Segunda Leitura

Processos complexos, acordos e efetividade da Justiça

Autores

  • Vladimir Passos de Freitas

    é professor de Direito no PPGD (mestrado/doutorado) da Pontifícia Universidade Católica do Paraná pós-doutor pela FSP/USP mestre e doutor em Direito pela UFPR desembargador federal aposentado ex-presidente do Tribunal Regional Federal da 4ª Região. Foi secretário Nacional de Justiça promotor de Justiça em SP e PR e presidente da International Association for Courts Administration (Iaca) da Associação dos Juízes Federais do Brasil (Ajufe) e do Instituto Brasileiro de Administração do Sistema Judiciário (Ibrajus).

  • Antonio César Bochenek

    é juiz federal de Ponta Grossa (PR) ex-presidente da Ajufe e da Associação Paranaense de Juízes Federais diretor do Instituto Brasileiro de Administração do Sistema Judiciário (Ibrajus) mestre e doutor em Direito pela Universidade de Coimbra.

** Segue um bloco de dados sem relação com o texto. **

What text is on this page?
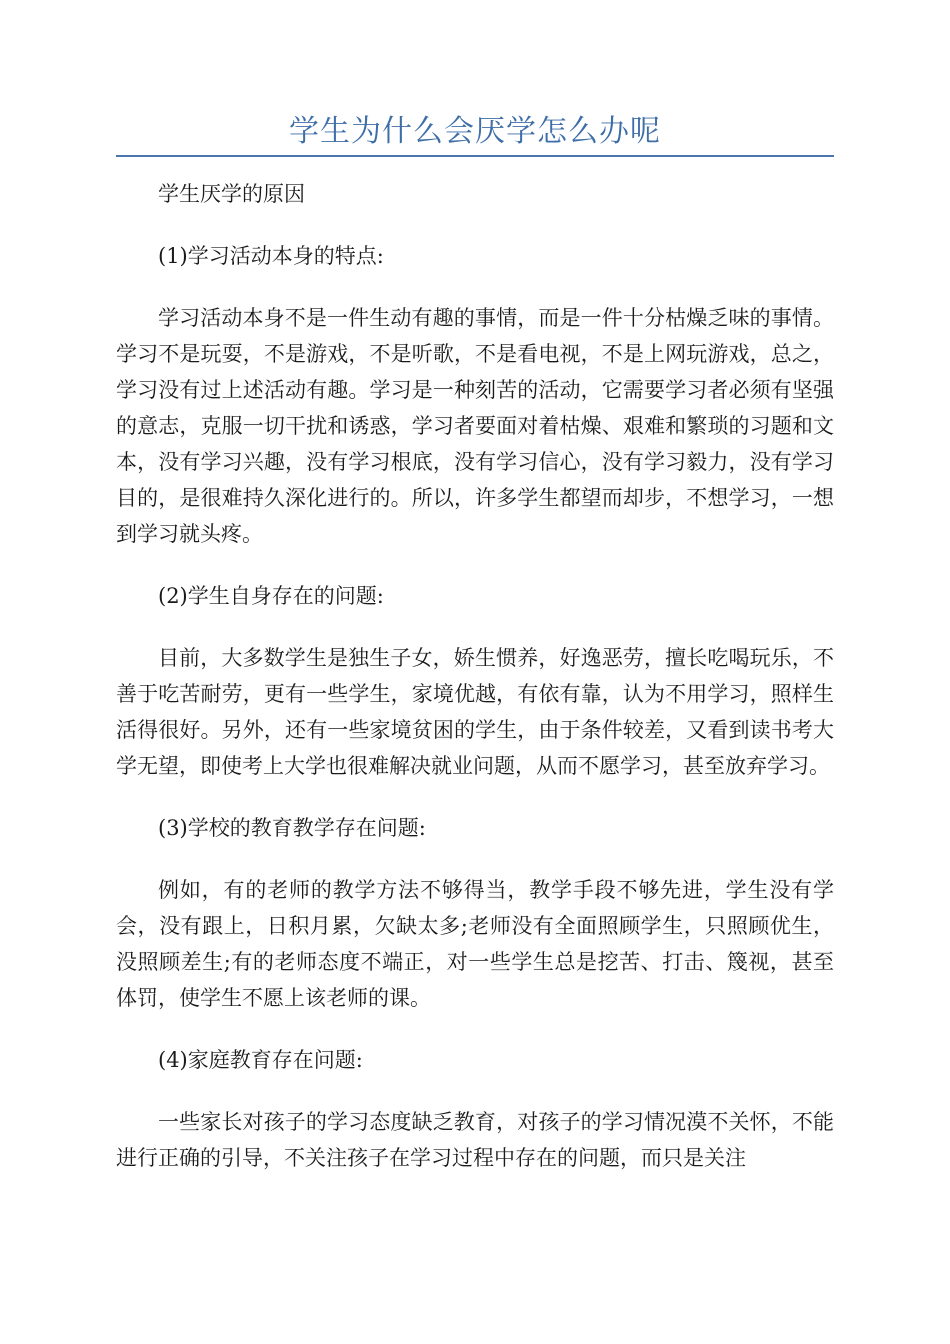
学生为什么会厌学怎么办呢

学生厌学的原因

(1)学习活动本身的特点:

学习活动本身不是一件生动有趣的事情，而是一件十分枯燥乏味的事情。学习不是玩耍，不是游戏，不是听歌，不是看电视，不是上网玩游戏，总之，学习没有过上述活动有趣。学习是一种刻苦的活动，它需要学习者必须有坚强的意志，克服一切干扰和诱惑，学习者要面对着枯燥、艰难和繁琐的习题和文本，没有学习兴趣，没有学习根底，没有学习信心，没有学习毅力，没有学习目的，是很难持久深化进行的。所以，许多学生都望而却步，不想学习，一想到学习就头疼。

(2)学生自身存在的问题:

目前，大多数学生是独生子女，娇生惯养，好逸恶劳，擅长吃喝玩乐，不善于吃苦耐劳，更有一些学生，家境优越，有依有靠，认为不用学习，照样生活得很好。另外，还有一些家境贫困的学生，由于条件较差，又看到读书考大学无望，即使考上大学也很难解决就业问题，从而不愿学习，甚至放弃学习。

(3)学校的教育教学存在问题:

例如，有的老师的教学方法不够得当，教学手段不够先进，学生没有学会，没有跟上，日积月累，欠缺太多;老师没有全面照顾学生，只照顾优生，没照顾差生;有的老师态度不端正，对一些学生总是挖苦、打击、篾视，甚至体罚，使学生不愿上该老师的课。

(4)家庭教育存在问题:

一些家长对孩子的学习态度缺乏教育，对孩子的学习情况漠不关怀，不能进行正确的引导，不关注孩子在学习过程中存在的问题，而只是关注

11 de dezembro de 2022, 8h00

Os processos complexos, em regra, demoram muito tempo para chegar ao final, no Poder Judiciário. Isto, além da espera muitas vezes angustiante, acaba por gerar custos elevados, seja para dar suporte à tramitação nas diversas instâncias, seja depois na fase de cumprimento de sentença.

Spacca
O atraso na decisão final e as consequências que disto advêm, são os principais responsáveis pela pecha da morosidade e onerosidade, duas das principais críticas ao Poder Judiciário. Tanto isso é verdade, que o legislador inseriu na Constituição (artigo 5º, inciso LXXVIII) o princípio da razoável duração do processo e a garantia da celeridade na tramitação, sendo um dos poucos países do mundo com previsão desta estirpe e a nível constitucional. Por outro lado, estudos sociológicos e de outras áreas sempre apontam essas duas características como responsáveis pelas dificuldades de acesso aos direitos e à justiça, tanto para o seu ingresso como para o cumprimento efetivo da decisão final. Além disso, a falta de soluções dos problemas num tempo razoável acarretam outras carências, como a falta de segurança e previsibilidade, valores relevantes nas sociedades contemporâneas.

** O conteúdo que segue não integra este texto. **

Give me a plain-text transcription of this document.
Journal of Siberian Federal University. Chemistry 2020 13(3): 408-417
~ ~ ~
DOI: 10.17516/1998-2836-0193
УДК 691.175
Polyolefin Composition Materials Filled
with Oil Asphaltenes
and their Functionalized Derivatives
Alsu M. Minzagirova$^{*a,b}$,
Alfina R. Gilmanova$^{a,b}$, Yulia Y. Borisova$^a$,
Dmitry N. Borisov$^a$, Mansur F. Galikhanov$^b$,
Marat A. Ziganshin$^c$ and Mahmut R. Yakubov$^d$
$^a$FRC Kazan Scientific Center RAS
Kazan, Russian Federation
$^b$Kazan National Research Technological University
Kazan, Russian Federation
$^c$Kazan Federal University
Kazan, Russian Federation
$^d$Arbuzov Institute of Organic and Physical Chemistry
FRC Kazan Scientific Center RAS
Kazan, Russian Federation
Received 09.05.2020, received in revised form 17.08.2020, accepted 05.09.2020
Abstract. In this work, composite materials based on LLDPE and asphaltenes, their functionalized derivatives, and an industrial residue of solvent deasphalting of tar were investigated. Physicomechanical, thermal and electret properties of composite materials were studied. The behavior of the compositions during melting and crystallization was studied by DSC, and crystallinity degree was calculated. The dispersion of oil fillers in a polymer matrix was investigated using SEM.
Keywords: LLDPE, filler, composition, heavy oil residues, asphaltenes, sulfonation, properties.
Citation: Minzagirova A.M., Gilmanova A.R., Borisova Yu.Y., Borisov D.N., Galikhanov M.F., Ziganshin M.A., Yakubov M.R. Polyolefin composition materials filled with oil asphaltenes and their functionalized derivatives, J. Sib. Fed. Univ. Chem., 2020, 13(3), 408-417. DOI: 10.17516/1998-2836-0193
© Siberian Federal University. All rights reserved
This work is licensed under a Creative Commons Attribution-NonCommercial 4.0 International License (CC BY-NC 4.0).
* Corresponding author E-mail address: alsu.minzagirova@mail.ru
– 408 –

Ainda, a Lei de Introdução às normas de direito brasileiro (Lei 13.655/18) prevê várias ferramentas para a solução de demandas da administração pública e de interesse público, como a continuidade, transição e consequencialismo das decisões judiciais, este último ainda não efetivado por completo por encontrar resistências de origens diversas.

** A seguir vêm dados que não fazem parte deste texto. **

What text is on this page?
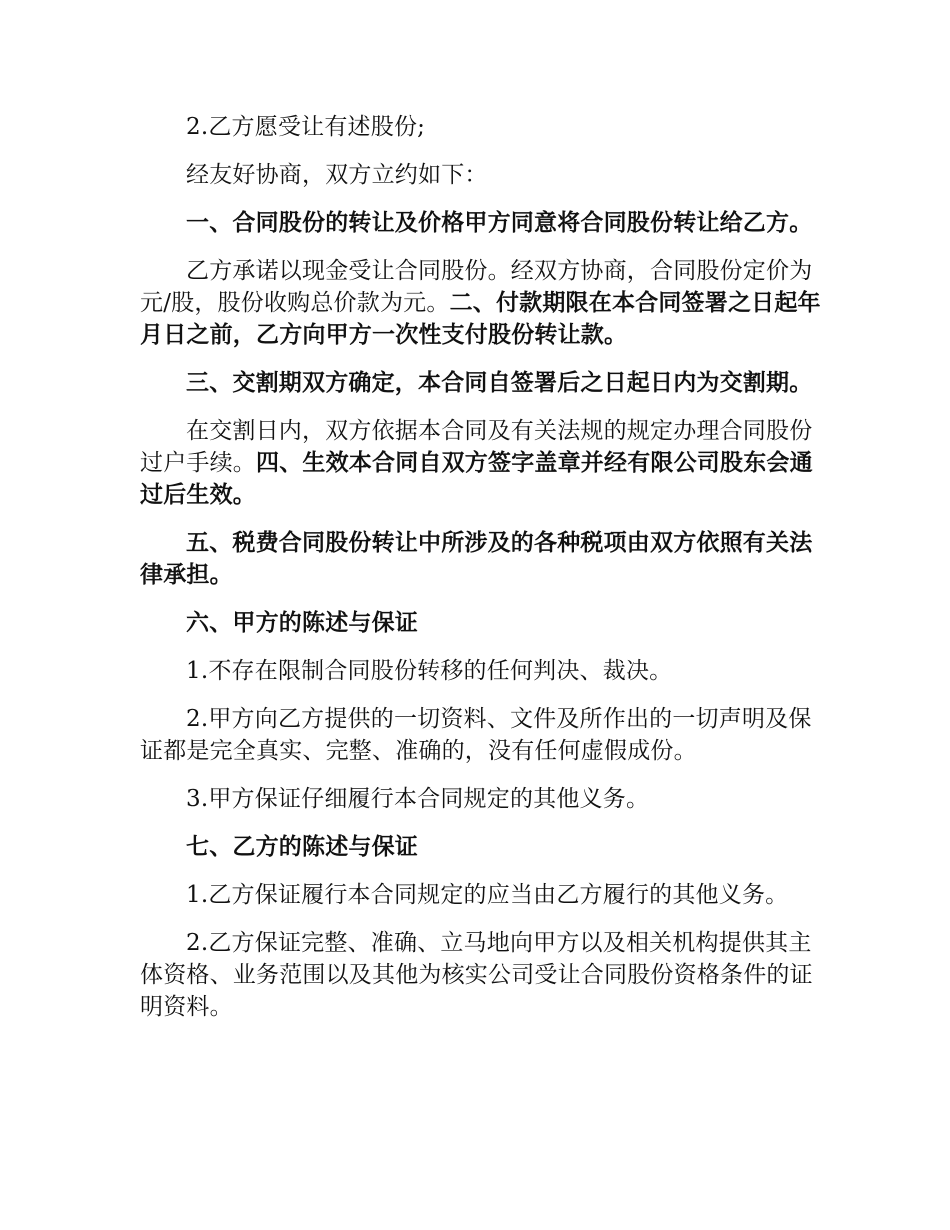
2.乙方愿受让有述股份;

经友好协商，双方立约如下：

一、合同股份的转让及价格甲方同意将合同股份转让给乙方。

乙方承诺以现金受让合同股份。经双方协商，合同股份定价为元/股，股份收购总价款为元。二、付款期限在本合同签署之日起年月日之前，乙方向甲方一次性支付股份转让款。

三、交割期双方确定，本合同自签署后之日起日内为交割期。

在交割日内，双方依据本合同及有关法规的规定办理合同股份过户手续。四、生效本合同自双方签字盖章并经有限公司股东会通过后生效。

五、税费合同股份转让中所涉及的各种税项由双方依照有关法律承担。

六、甲方的陈述与保证

1.不存在限制合同股份转移的任何判决、裁决。

2.甲方向乙方提供的一切资料、文件及所作出的一切声明及保证都是完全真实、完整、准确的，没有任何虚假成份。

3.甲方保证仔细履行本合同规定的其他义务。

七、乙方的陈述与保证

1.乙方保证履行本合同规定的应当由乙方履行的其他义务。

2.乙方保证完整、准确、立马地向甲方以及相关机构提供其主体资格、业务范围以及其他为核实公司受让合同股份资格条件的证明资料。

Nos últimos anos, foram criadas várias soluções para a morosidade e onerosidade do processo judicial, como a instalação de juizados especiais e o avanço no campo judicial e extrajudicial da mediação, conciliação e arbitragem. Contudo, na esfera judicial as demandas mais difíceis, as que envolvem vários atores, objetos interdisciplinares e complexos, acabam por percorrer longo caminho nos escaninhos e localizadores dos processos judiciais.

Recentemente, principalmente após o CPC de 2015, avolumam-se estudos e artigos doutrinários com o escopo de aplicação dos princípios cooperativos por todos os atores processuais, bem como o incentivo às soluções negociadas e consensuais dos conflitos, expressamente consignados no Código de Processo Civil (principalmente refletido nos artigos 3º, 6º, 165 a 175, 190,e 191).

Aumentaram os estudos a respeito dos litígios e processos estruturais, nos casos que envolvem interesses públicos relevantes, de modo a tornar as ferramentas processuais mais adaptáveis, flexíveis, para além da possibilidade dos atores e operadores do sistema de Justiça possam contribuir com a gestão processual dos casos, com o objetivo de encontrar as melhores e mais céleres soluções e também menos onerosas, de preferência de forma consensual e negociada, com o protagonismo das partes, envolvidos e interessados. Portanto, menos decisões judiciais e mais protagonismo dos atores processuais, mais soluções e resultados, segurança e previsibilidade.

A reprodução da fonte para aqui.